GI Joe #1

by Aaron Reese on January 05, 2017

GI JOE 1

Writer: Aubrey Sitterson

Artist: Giannis Milonogiannis

Publisher: IDW

 

I put off reviewing this because the art is so bad it’s almost unreadable. I’m more tolerant than most critics about unrefined artwork, but this should never have gone to print.

 

When I was 17, I knew a guy who couldn’t draw. He didn’t let that stop him from creating comic books. His proportions were all messed up. The style was inconsistent. The finishing work was sloppy. G.I. Joe #1’s artwork is a little bit worse.

 

I hate bashing artists, so I want to give Giannis Milonogiannis the benefit of the doubt. Maybe he was rushed. I looked up his other work and found that, while I don’t particularly like his half-manga scribbly style, some of his black and white work is not...terrible. Perhaps the coloring is incompatible with his style and gives it a bad impression. Even his work on the previous issue, G.I. Joe: Revolution, was better. At least the characters changed expressions.

 

That still doesn’t make up for his inability to draw feet or keep things in proportion in this issue. He messes up perspective from time to time.

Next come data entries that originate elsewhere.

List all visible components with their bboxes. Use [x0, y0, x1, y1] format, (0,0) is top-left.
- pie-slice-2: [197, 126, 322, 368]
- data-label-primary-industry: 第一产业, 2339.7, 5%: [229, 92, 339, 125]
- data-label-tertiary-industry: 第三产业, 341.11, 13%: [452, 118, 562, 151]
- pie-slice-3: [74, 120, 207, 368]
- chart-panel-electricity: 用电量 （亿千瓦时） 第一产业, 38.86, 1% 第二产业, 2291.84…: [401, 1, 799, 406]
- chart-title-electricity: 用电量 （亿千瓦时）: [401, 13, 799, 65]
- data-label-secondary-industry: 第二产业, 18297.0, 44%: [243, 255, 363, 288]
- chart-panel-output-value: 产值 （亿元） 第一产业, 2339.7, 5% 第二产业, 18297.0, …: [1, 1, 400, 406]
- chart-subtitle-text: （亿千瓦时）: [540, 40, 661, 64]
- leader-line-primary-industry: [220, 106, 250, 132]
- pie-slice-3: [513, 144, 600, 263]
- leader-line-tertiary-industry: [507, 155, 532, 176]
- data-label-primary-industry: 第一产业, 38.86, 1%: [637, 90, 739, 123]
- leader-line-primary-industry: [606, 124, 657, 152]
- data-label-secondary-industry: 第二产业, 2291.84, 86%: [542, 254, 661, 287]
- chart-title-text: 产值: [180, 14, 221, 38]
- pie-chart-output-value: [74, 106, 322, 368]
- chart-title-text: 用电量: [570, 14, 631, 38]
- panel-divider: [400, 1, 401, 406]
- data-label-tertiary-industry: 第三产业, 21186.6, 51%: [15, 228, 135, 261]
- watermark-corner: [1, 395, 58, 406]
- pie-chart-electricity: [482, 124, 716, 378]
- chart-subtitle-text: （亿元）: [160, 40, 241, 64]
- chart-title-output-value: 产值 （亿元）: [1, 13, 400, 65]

Faces are indistinct (or just left completely blank) when they should be detailed. Characters change scale. Why the hell is everything scribbled? Sometimes he just doesn’t draw hands. They should be there, right in the panel, but they’re not. I can’t tell what anyone’s expressions are supposed to mean. Everyone scowls all the time. Rock n’ Roll doesn’t even have features. He’s just hair and beard. Characters carry guns that look like they were designed by Rob Liefeld. A transformer, Skywarp, shows up as a fighter jet. When he transforms, he’s suddenly the size of a skyscraper.

 

The writing is predictably hokey at times, but Sitterson manages to move things along with a few good one-liners while touching on about 20 different subplots. The Joes are looking for Dr. X, fending off his ninjas, fighting body-snatchers, investigating anarchists, and preparing for a battle against a biker gang in Mongolia.

 

I don’t remember Larry Hama’s G.I. Joe run being so disjointed and overloaded. I also remember the series being focused more on war and terrorism. I was never a die-hard fan of the series, so maybe it was always this broad. I just know that this comic has a LOT of stuff going on and I like very little of it. G.I. Joe #1 managed to capture everything I don’t like in a story and wrap it in a wholly unappealing package. If you like straight-forward stories, avoid this at all costs.